I finished writing William’s letter and left the hospital as soon as I could. What he had said nagged at me; I felt like he saw my soul and who I was, when I didn’t even know that yet myself. However foolish it was, I realized that what he said was true. I did want to join the army, but how could I when my elder brothers and father had already gone?

Soon, I passed the town square. There were many men standing in a long line, looking as if they were hoping to leave. Some were hugging women and children close to their bodies as if they would disappear from right beneath them. I quickly realized that they were in line to sign up for the army, to leave their families. How coincidental was that? The day I realize I want to be a woman disguised as a soldier is the day the army came through our town looking for recruits.

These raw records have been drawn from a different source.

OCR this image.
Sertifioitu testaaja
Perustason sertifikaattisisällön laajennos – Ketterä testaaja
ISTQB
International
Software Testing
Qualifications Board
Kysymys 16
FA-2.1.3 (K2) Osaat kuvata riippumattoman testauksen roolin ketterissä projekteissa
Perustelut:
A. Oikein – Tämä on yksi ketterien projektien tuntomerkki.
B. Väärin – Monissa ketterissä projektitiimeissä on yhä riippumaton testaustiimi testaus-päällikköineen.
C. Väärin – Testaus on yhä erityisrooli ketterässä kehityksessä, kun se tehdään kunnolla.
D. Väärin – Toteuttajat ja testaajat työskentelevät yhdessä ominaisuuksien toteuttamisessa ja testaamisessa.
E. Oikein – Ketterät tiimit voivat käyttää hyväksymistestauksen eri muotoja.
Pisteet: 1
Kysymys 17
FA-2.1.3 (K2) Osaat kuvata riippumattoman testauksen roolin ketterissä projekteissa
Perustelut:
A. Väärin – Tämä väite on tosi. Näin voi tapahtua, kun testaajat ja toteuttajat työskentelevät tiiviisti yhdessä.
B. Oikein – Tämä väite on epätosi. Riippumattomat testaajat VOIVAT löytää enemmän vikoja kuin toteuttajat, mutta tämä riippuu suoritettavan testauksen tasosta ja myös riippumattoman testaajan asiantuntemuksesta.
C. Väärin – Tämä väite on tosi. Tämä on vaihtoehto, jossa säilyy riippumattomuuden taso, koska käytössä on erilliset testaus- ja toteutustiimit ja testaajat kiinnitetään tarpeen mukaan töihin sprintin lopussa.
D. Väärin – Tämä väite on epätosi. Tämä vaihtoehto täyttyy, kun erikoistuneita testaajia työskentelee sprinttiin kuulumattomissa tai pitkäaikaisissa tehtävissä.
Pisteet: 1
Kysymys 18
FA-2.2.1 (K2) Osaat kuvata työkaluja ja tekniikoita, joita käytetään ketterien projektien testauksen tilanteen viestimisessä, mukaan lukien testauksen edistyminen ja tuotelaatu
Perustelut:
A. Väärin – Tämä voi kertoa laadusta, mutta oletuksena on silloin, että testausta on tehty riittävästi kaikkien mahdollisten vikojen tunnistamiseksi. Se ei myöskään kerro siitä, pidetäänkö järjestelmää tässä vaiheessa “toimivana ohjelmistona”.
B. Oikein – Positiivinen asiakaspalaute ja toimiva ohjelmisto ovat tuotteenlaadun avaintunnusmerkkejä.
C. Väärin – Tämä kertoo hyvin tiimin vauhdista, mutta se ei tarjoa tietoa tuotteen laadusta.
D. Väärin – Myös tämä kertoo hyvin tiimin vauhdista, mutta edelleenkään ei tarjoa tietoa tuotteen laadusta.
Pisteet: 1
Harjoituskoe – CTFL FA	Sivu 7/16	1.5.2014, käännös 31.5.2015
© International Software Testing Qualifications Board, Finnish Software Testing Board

Could I do it? Could I really become a soldier? What if I never saw Jamison again? Or Samson? Our reading in the library would be over. Yesterday might’ve been the last time Jamison would ever sit on my lap and fall asleep as I read. Even with all those thoughts going through my head, I knew I would go through with becoming a soldier.
I ran home, hoping that my family was out visiting friends. Luckily for me, they were. I went to Jamison’s room and stole some of his clothes, put them on, and got some cloth shears from the quilting basket in my room to cut off my long hair. How vain I used to be of my hair, and now I was cutting it off. This would be my very own sacrifice for the war. Then, I drafted a note to Mother explaining that I joined the army. That when I heard of a another girl doing so, I felt inspired by her. I told her not to worry, I could take care of myself, and I was sorry for leaving her alone to take care of the boys. I left the house then, knowing I may never come back, but feeling that if I didn’t, I would’ve at least died for my country.

That was the day I became a soldier; the day I never looked back.


The author's comments:
I wrote this in my English class. Our teacher had us working on our short stories for WEEKS, but all the work I've done on it has been beneficial.